Pain, éducation, liberté propose une analyse fine et objective de la situation de la Grèce en 2014. Plus qu’un roman policier, c’est un hymne à son pays en grande souffrance, mené à la ruine par des politiques avides et sans scrupules pour le peuple qui doit gérer au quotidien, oscillant entre dignité et désespoir. S’ajoutent à cela une intrigue parfaitement maîtrisée, un scénario crédible et des personnages qui ne sont ni des héros ni de parfaits méchants, simplement des hommes et des femmes qui se battent pour leur survie…

Citations:

« Des bâtiments il ne reste que les murs. L’intérieur est vide. Tout ce qui pouvait se revendre a été volé. Il n’y a plus que des sièges cassés, des portes brisées, des filets de but déchirés. Les projecteurs qu’on n’a pas emportés gisent par terre en morceaux. Les débris d’une grandeur passée: la Grèce entière n’est plus qu’un débris. » (Page 55).

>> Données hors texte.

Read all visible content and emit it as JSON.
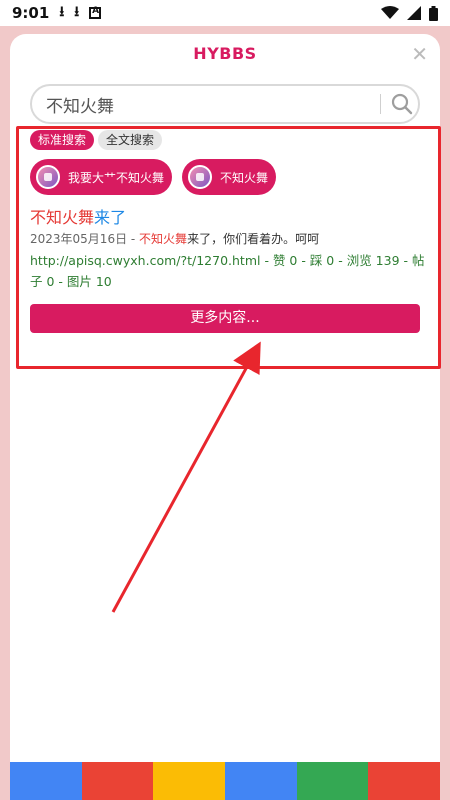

« Je ne suis pas marié, monsieur le commissaire. Mais j’ai deux parents malades. Ma mère est alitée. La retraite de mon père n’arrête pas de fondre. Quant à nous, on nous a sucré les indemnités, puis les primes, et maintenant on ne nous paie plus. Mes parents ont besoin de médicaments. Les pharmacies nous en donnent quand l’Etat paie les soins. Qu’est-ce que je fais? Je laisse mourir mes parents? » (Page 68).

« Vous savez ce que je fais en dehors du travail? J’enseigne les maths dans une boîte à bac qui donne des cours gratuits à des enfants de quartiers défavorisés. C’était une idée de Kyriakos. On a trouvé un bâtiment inoccupé dans Attiki, on a squatté. Comme on n’a pas de sous, on a juste installé des tableaux noirs, et les mômes s’assoient sur les coussins qu’il apportent…Il accepte la situation: des études qui ne lui permettront pas de gagner sa vie, un boulot subalterne qui permet le bénévolat. » (Page 125).

« En Grèce, la magouille est devenue un métier, ou du moins un art, exercé partout -ministères, police, université. » (Page 157).

« On ne peut combattre la pauvreté si on ne l’accepte pas d’abord. Ces jeunes l’ont acceptée, ils peuvent la combattre. Ton père fait la même chose: il admet qu’il est pauvre et qu’il ne peut plus se payer le luxe d’une voiture. La plupart des Grecs pleurent encore leur richesse perdue, qui n’a jamais existé. Tant qu’ils le feront, ils ne pourront pas combattre leur pauvreté. » (Page 179).